Une fortune gérée avec prudence
À son décès en 1895, le capital de Thomas Dobrée sera estimé à 21 millions de francs7. Malgré cela, sans doute marqué par son éducation protestante et reflet de sa vie austère, il tient toujours à acheter à un prix « honnête ». Et ceci même pour des ouvrages de très belle qualité, bien qu’étant conscient que les prix qu’il fixe sont souvent trop bas.
À de semblables conditions l’acquisition d’une bibliothèque serait un vrai bonheur. Je comprends que quand les livres sont dans cet état, ils se paient cher et à l’avenir, pour cette raison, je regretterai moins les écus que je pourrai y mettre8.
Il convient néanmoins de tempérer la frilosité financière de Thomas Dobrée. Bien des collectionneurs connaissent des revers de fortune en raison des multiples changements de régime politique.
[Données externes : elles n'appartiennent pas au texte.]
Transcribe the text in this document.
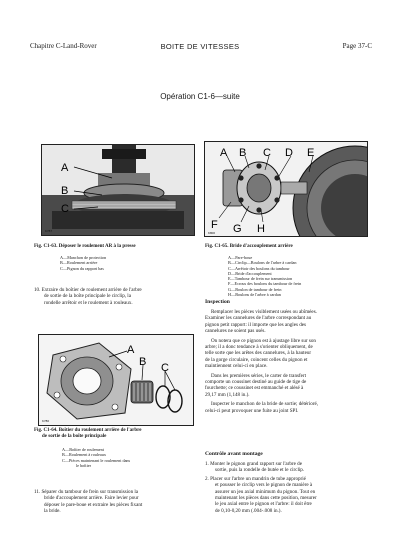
Chapitre C-Land-Rover	BOITE DE VITESSES	Page 37-C
Opération C1-6—suite
A
B
C
K787
Fig. C1-63. Déposer le roulement AR à la presse
A—Manchon de protection
B—Roulement arrière
C—Pignon du rapport bas
10. Extraire du boîtier de roulement arrière de l'arbre
de sortie de la boîte principale le circlip, la
rondelle arrêtoir et le roulement à rouleaux.
A
B C
K780
Fig. C1-64. Boîtier du roulement arrière de l'arbre
de sortie de la boîte principale
A—Boîtier de roulement
B—Roulement à rouleaux
C—Pièces maintenant le roulement dans
le boîtier
11. Séparer du tambour de frein sur transmission la
bride d'accouplement arrière. Faire levier pour
déposer le pare-boue et extraire les pièces fixant
la bride.
A B C D E
F G H
K800
Fig. C1-65. Bride d'accouplement arrière
A—Pare-boue
B—Circlip—Boulons de l'arbre à cardan
C—Arrêtoir des boulons du tambour
D—Bride d'accouplement
E—Tambour de frein sur transmission
F—Ecrous des boulons du tambour de frein
G—Boulon de tambour de frein
H—Boulons de l'arbre à cardan
Inspection
Remplacer les pièces visiblement usées ou abîmées.
Examiner les cannelures de l'arbre correspondant au
pignon petit rapport: il importe que les angles des
cannelures ne soient pas usés.
On notera que ce pignon est à ajustage libre sur son
arbre; il a donc tendance à s'orienter obliquement, de
telle sorte que les arêtes des cannelures, à la hauteur
de la gorge circulaire, coincent celles du pignon et
maintiennent celui-ci en place.
Dans les premières séries, le carter de transfert
comporte un coussinet destiné au guide de tige de
fourchette; ce coussinet est emmanché et alésé à
29,17 mm (1,148 in.).
Inspecter le manchon de la bride de sortie; détérioré,
celui-ci peut provoquer une fuite au joint SPI.
Contrôle avant montage
1. Monter le pignon grand rapport sur l'arbre de
sortie, puis la rondelle de butée et le circlip.
2. Placer sur l'arbre un mandrin de tube approprié
et pousser le circlip vers le pignon de manière à
assurer un jeu axial minimum du pignon. Tout en
maintenant les pièces dans cette position, mesurer
le jeu axial entre le pignon et l'arbre: il doit être
de 0,10-0,20 mm (.004-.008 in.).
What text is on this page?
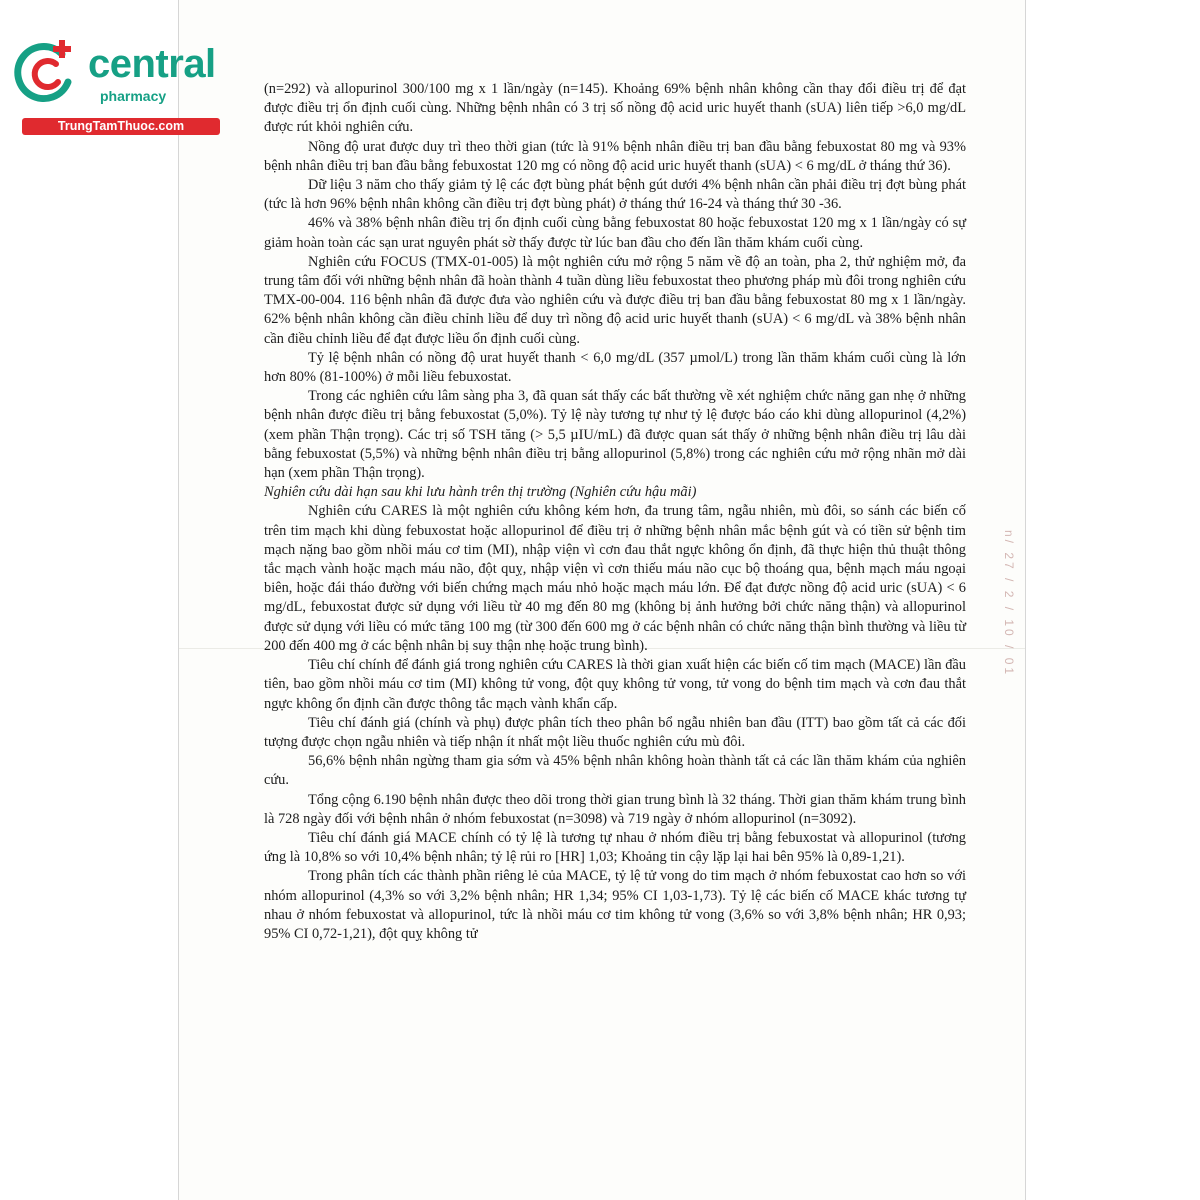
central
pharmacy
TrungTamThuoc.com
n/ 27 / 2 / 10 / 01

(n=292) và allopurinol 300/100 mg x 1 lần/ngày (n=145). Khoảng 69% bệnh nhân không cần thay đổi điều trị để đạt được điều trị ổn định cuối cùng. Những bệnh nhân có 3 trị số nồng độ acid uric huyết thanh (sUA) liên tiếp >6,0 mg/dL được rút khỏi nghiên cứu.

Nồng độ urat được duy trì theo thời gian (tức là 91% bệnh nhân điều trị ban đầu bằng febuxostat 80 mg và 93% bệnh nhân điều trị ban đầu bằng febuxostat 120 mg có nồng độ acid uric huyết thanh (sUA) < 6 mg/dL ở tháng thứ 36).

Dữ liệu 3 năm cho thấy giảm tỷ lệ các đợt bùng phát bệnh gút dưới 4% bệnh nhân cần phải điều trị đợt bùng phát (tức là hơn 96% bệnh nhân không cần điều trị đợt bùng phát) ở tháng thứ 16-24 và tháng thứ 30 -36.

46% và 38% bệnh nhân điều trị ổn định cuối cùng bằng febuxostat 80 hoặc febuxostat 120 mg x 1 lần/ngày có sự giảm hoàn toàn các sạn urat nguyên phát sờ thấy được từ lúc ban đầu cho đến lần thăm khám cuối cùng.

Nghiên cứu FOCUS (TMX-01-005) là một nghiên cứu mở rộng 5 năm về độ an toàn, pha 2, thử nghiệm mở, đa trung tâm đối với những bệnh nhân đã hoàn thành 4 tuần dùng liều febuxostat theo phương pháp mù đôi trong nghiên cứu TMX-00-004. 116 bệnh nhân đã được đưa vào nghiên cứu và được điều trị ban đầu bằng febuxostat 80 mg x 1 lần/ngày. 62% bệnh nhân không cần điều chỉnh liều để duy trì nồng độ acid uric huyết thanh (sUA) < 6 mg/dL và 38% bệnh nhân cần điều chỉnh liều để đạt được liều ổn định cuối cùng.

Tỷ lệ bệnh nhân có nồng độ urat huyết thanh < 6,0 mg/dL (357 µmol/L) trong lần thăm khám cuối cùng là lớn hơn 80% (81-100%) ở mỗi liều febuxostat.

Trong các nghiên cứu lâm sàng pha 3, đã quan sát thấy các bất thường về xét nghiệm chức năng gan nhẹ ở những bệnh nhân được điều trị bằng febuxostat (5,0%). Tỷ lệ này tương tự như tỷ lệ được báo cáo khi dùng allopurinol (4,2%) (xem phần Thận trọng). Các trị số TSH tăng (> 5,5 µIU/mL) đã được quan sát thấy ở những bệnh nhân điều trị lâu dài bằng febuxostat (5,5%) và những bệnh nhân điều trị bằng allopurinol (5,8%) trong các nghiên cứu mở rộng nhãn mở dài hạn (xem phần Thận trọng).

Nghiên cứu dài hạn sau khi lưu hành trên thị trường (Nghiên cứu hậu mãi)

Nghiên cứu CARES là một nghiên cứu không kém hơn, đa trung tâm, ngẫu nhiên, mù đôi, so sánh các biến cố trên tim mạch khi dùng febuxostat hoặc allopurinol để điều trị ở những bệnh nhân mắc bệnh gút và có tiền sử bệnh tim mạch nặng bao gồm nhồi máu cơ tim (MI), nhập viện vì cơn đau thắt ngực không ổn định, đã thực hiện thủ thuật thông tắc mạch vành hoặc mạch máu não, đột quỵ, nhập viện vì cơn thiếu máu não cục bộ thoáng qua, bệnh mạch máu ngoại biên, hoặc đái tháo đường với biến chứng mạch máu nhỏ hoặc mạch máu lớn. Để đạt được nồng độ acid uric (sUA) < 6 mg/dL, febuxostat được sử dụng với liều từ 40 mg đến 80 mg (không bị ảnh hưởng bởi chức năng thận) và allopurinol được sử dụng với liều có mức tăng 100 mg (từ 300 đến 600 mg ở các bệnh nhân có chức năng thận bình thường và liều từ 200 đến 400 mg ở các bệnh nhân bị suy thận nhẹ hoặc trung bình).

Tiêu chí chính để đánh giá trong nghiên cứu CARES là thời gian xuất hiện các biến cố tim mạch (MACE) lần đầu tiên, bao gồm nhồi máu cơ tim (MI) không tử vong, đột quỵ không tử vong, tử vong do bệnh tim mạch và cơn đau thắt ngực không ổn định cần được thông tắc mạch vành khẩn cấp.

Tiêu chí đánh giá (chính và phụ) được phân tích theo phân bổ ngẫu nhiên ban đầu (ITT) bao gồm tất cả các đối tượng được chọn ngẫu nhiên và tiếp nhận ít nhất một liều thuốc nghiên cứu mù đôi.

56,6% bệnh nhân ngừng tham gia sớm và 45% bệnh nhân không hoàn thành tất cả các lần thăm khám của nghiên cứu.

Tổng cộng 6.190 bệnh nhân được theo dõi trong thời gian trung bình là 32 tháng. Thời gian thăm khám trung bình là 728 ngày đối với bệnh nhân ở nhóm febuxostat (n=3098) và 719 ngày ở nhóm allopurinol (n=3092).

Tiêu chí đánh giá MACE chính có tỷ lệ là tương tự nhau ở nhóm điều trị bằng febuxostat và allopurinol (tương ứng là 10,8% so với 10,4% bệnh nhân; tỷ lệ rủi ro [HR] 1,03; Khoảng tin cậy lặp lại hai bên 95% là 0,89-1,21).

Trong phân tích các thành phần riêng lẻ của MACE, tỷ lệ tử vong do tim mạch ở nhóm febuxostat cao hơn so với nhóm allopurinol (4,3% so với 3,2% bệnh nhân; HR 1,34; 95% CI 1,03-1,73). Tỷ lệ các biến cố MACE khác tương tự nhau ở nhóm febuxostat và allopurinol, tức là nhồi máu cơ tim không tử vong (3,6% so với 3,8% bệnh nhân; HR 0,93; 95% CI 0,72-1,21), đột quỵ không tử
De ce fait, des ouvrages exceptionnels que Dobrée convoite sortent des collections particulières et il enrichit sa bibliothèque à des prix raisonnables. Ainsi en est-il de la vente Coislin lors de laquelle il se porte acquéreur de trois fleurons de sa collection, dont les Vies des Femmes célèbres9. D’un trait incisif, il évoque la ruine de son ancien rival, le fustigeant de n’avoir su être prudent.
Le précédent propriétaire du St Bernard, du Comines et des Dames illustres est, il paraît, réduit à la dernière détresse ; il s’est embarqué ici dernièrement pour Bourbon, avec un ancien Lion bien connu par les Légitimistes, qui a, comme Mr de Coislin, dissipé en prodigalités une grande fortune. Les deux amis sont allés cultiver philosophiquement la canne à sucre à Bourbon. Si Mr de Coislin eut été sage, il eut pu avec partie de ses revenus, se former une magnifique bibliothèque et la conserver10.
En 1853, il écrit que son séjour à Paris a augmenté sa passion pour les livres que ni ses affaires ou le bonheur d’avoir recouvré la santé ne peuvent faire oublier. Mais il est désolé par les prix actuels et craint ne pouvoir acheter à la prochaine vente…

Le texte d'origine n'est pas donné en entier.